I haven't read Ms. Orenstein's more serious books but I think now I will go back and check them out because I enjoyed this one so much. It's pretty much a memoir of the two worst years of Covid (2020 and 2021) during which time Peggy decided to try to make a sweater from scratch and her father was mentally failing. She learns how to shear a sheep (which, it turns out, is super hard), how to card and spin wool (looking into multiple fairy takes involving wool spinning), and dye it. She already knows how to knit, although she's never made a pattern before (and doesn't now--she get a professional to help her and it still has to be tweaked along the way.)
We all know the mental angst of 2020 and how many of us were pulled to distractions one could do at home, that often encouraged nesting and coziness. But Peggy nicely takes it much further, to the point where I often thought of this book like The Omnivore's Dilemma but for clothes. And yes, while listening to this book, I did buy two new dresses and two new tops, that have some plastic fibers in them, and which may have been made with slave labor, ugh. I agree we should all think more about what we put on our bodies, and consume way less clothing, but also it's really, really hard as Peggy can attest. In fact, she explains a lot of the "natural" dyes can be carcinogenic, poisonous when wet, or create poisonous wastewater to dispose of.
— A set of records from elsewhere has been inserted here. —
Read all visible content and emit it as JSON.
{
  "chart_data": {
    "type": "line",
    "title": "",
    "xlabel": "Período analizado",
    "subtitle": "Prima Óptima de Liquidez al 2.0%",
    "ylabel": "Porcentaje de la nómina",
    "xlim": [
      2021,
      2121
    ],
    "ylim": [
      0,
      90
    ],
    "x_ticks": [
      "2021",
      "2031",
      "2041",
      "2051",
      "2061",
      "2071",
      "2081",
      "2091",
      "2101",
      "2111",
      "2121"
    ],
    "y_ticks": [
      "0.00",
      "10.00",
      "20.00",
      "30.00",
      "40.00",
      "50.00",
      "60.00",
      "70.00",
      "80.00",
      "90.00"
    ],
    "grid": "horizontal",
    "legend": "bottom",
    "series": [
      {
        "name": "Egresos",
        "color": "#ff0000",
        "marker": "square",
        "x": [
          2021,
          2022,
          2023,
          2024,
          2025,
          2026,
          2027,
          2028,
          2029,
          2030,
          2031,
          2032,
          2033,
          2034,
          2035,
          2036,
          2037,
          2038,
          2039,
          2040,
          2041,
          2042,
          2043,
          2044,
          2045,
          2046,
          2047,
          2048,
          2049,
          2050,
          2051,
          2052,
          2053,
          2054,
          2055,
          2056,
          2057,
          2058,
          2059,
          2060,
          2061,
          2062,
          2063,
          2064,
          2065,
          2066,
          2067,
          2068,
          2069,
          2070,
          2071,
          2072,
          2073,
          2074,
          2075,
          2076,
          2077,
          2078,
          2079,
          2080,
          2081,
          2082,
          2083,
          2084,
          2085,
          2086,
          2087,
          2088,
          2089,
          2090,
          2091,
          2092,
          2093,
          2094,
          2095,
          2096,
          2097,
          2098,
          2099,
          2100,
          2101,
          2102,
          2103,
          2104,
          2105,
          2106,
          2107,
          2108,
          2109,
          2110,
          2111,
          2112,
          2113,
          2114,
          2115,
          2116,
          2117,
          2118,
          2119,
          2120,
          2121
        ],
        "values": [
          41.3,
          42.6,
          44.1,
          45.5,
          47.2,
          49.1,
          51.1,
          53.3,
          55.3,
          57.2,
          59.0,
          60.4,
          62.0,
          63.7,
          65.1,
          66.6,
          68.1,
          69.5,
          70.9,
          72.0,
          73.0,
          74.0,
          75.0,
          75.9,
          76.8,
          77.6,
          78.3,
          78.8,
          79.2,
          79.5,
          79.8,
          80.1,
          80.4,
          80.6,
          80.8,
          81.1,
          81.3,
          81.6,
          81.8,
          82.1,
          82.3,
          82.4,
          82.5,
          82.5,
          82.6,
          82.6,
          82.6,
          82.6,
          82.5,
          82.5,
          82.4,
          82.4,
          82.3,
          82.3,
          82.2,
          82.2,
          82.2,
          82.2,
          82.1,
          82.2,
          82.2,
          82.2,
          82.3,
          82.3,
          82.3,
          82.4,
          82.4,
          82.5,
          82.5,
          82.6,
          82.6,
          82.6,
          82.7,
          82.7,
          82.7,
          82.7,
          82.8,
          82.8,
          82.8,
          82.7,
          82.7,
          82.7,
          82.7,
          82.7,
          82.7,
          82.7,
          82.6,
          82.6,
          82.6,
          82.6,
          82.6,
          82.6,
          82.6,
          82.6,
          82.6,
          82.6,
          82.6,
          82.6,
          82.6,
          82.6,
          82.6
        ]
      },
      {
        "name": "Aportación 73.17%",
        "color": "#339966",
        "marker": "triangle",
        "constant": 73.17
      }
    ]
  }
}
Natural doesn't always mean healthy.
While knitting, she often thinks of her mother, who died a few years ago, and whose death she is still processing. She talks to her dad on long Zoom calls while carding, even though he doesn't seem always to understand she's not in the room with him. And she thinks a lot about her teenage daughter who's about to go off to college, and who decisively does not want to learn how to knit. It was exactly the right amount of feelings, the right level of technical detail, and the right book for me at this moment. It was a comfort and a delight. Like a great sweater. I was bummed at the end to not see the sweater she'd made (yes, I did go to the website and download the pdf of other materials, but it was just endnotes and a bibliography--no photos.) But I imagine it, and it may be more glorious in my mind.
I borrowed this digital audiobook from my local library via Libby.